At 11 a.m. yesterday, the rallying cry was sounded from a loudspeaker attached to the roof of a yellow compact car as it pulled up 15th Street NW, alongside Meridian Hill Park.

"Fight against capitalism!" the voice shouted. "It is a vicious system that oppresses you everyday. Fight against Zionism and racism . . . organize, organize, build the party, build the party: Build the All-African People's Revolutionary Party."

And with that, about 3,000 to 4,000 members and supporters of the A-APRP, a grassroots pan-African and socialist organization, picked up banners and bongo drums, and lined up inside the park for the African Liberation Day demonstration.

Clad in white garments to symbolize their unity, they began a two-hour-long march through parts of the Adams-Morgan and Shaw communities and downtown Washington, past the White House and back up 16th Street NW to the park. Once at the park, the demonstrators congregated in a festive, picnic-like mood, reclining on the grass, listening to speeches, talking politics and religion or strolling along the edge of the crowd, buying soft drinks, fruit, books and posters from street vendors.

Beating drums and enthusiastically pumping clenched fists toward the virtually cloudless sky, the predominatly black crowd chantged a variety of slogans, including, "Africa must be free; build the A-APRP," "Hell no, we won't go; we won't fight for capitalism," "Capitalist hands off the red man's land" and "Reagan is a fascist; we need socialism."

The A-APRP, founded in 1972, is composed mostly of college students who organize study groups and hold seminars on pan-Africanism. "The ultimate goal of pan-Africanism," says Bob Brown, a local spokesman for the party and a former Black Anther member, "is the total liberation of Africa, freedom, justice and equality for all African people all over the world, and the establishment of scientific socialism.

"We must have revolution," he declared. "I don't think anyone can say we are two years from realizing it or 10 years from it. All we can say is that we're far from it. We must continue to organize our people."

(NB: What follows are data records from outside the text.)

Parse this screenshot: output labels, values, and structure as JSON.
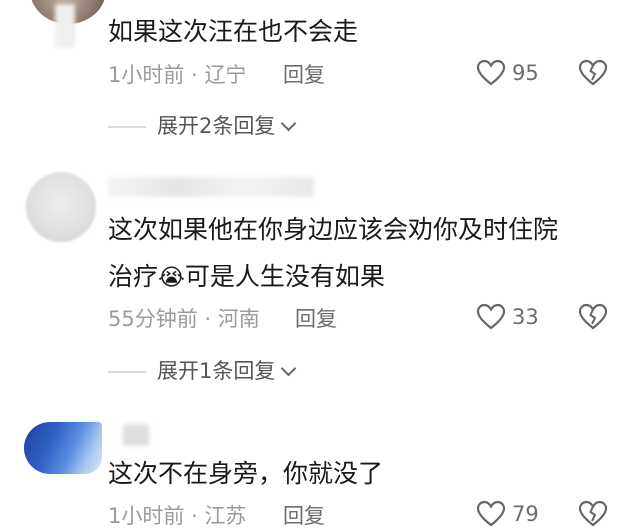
{
  "comments": [
    {
      "text": "如果这次汪在也不会走",
      "time": "1小时前",
      "location": "辽宁",
      "reply_label": "回复",
      "likes": "95",
      "expand_label": "展开2条回复"
    },
    {
      "text_line1": "这次如果他在你身边应该会劝你及时住院",
      "text_line2_before": "治疗",
      "emoji": "😭",
      "text_line2_after": "可是人生没有如果",
      "time": "55分钟前",
      "location": "河南",
      "reply_label": "回复",
      "likes": "33",
      "expand_label": "展开1条回复"
    },
    {
      "text": "这次不在身旁，你就没了",
      "time": "1小时前",
      "location": "江苏",
      "reply_label": "回复",
      "likes": "79"
    }
  ],
  "separator": "·",
  "colors": {
    "text": "#1a1a1a",
    "meta": "#9b9b9b",
    "icon": "#666666"
  }
}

The A-APRP coordinates African Liberation Day each year to reunite party members from throughout the country and persuade more people to join in party efforts to create a black constituency in America that can influence American policy toward Africa. Kwame Toure -- formerly known as Stockely Carmichael, the prominent civil rights activist of the 1960s -- is the party's chief spokesman.

"Once again we've come to tell the black people in America that they are actually African people, and they must live up to their responsibility to Africans fighting for liberation in their own homeland," Toure said in an interview. "Africa is our original home. Africa is on fire now and Africans in this country are boogying and bugalooing."

Representatives of more than 25 groups, including the Aerican Indian Movement, the Palestine Liberation Organization and El Salvador and Iranian student organizations, attended the rally at Meridian Hill, which many blacks now call Malcolm X Park.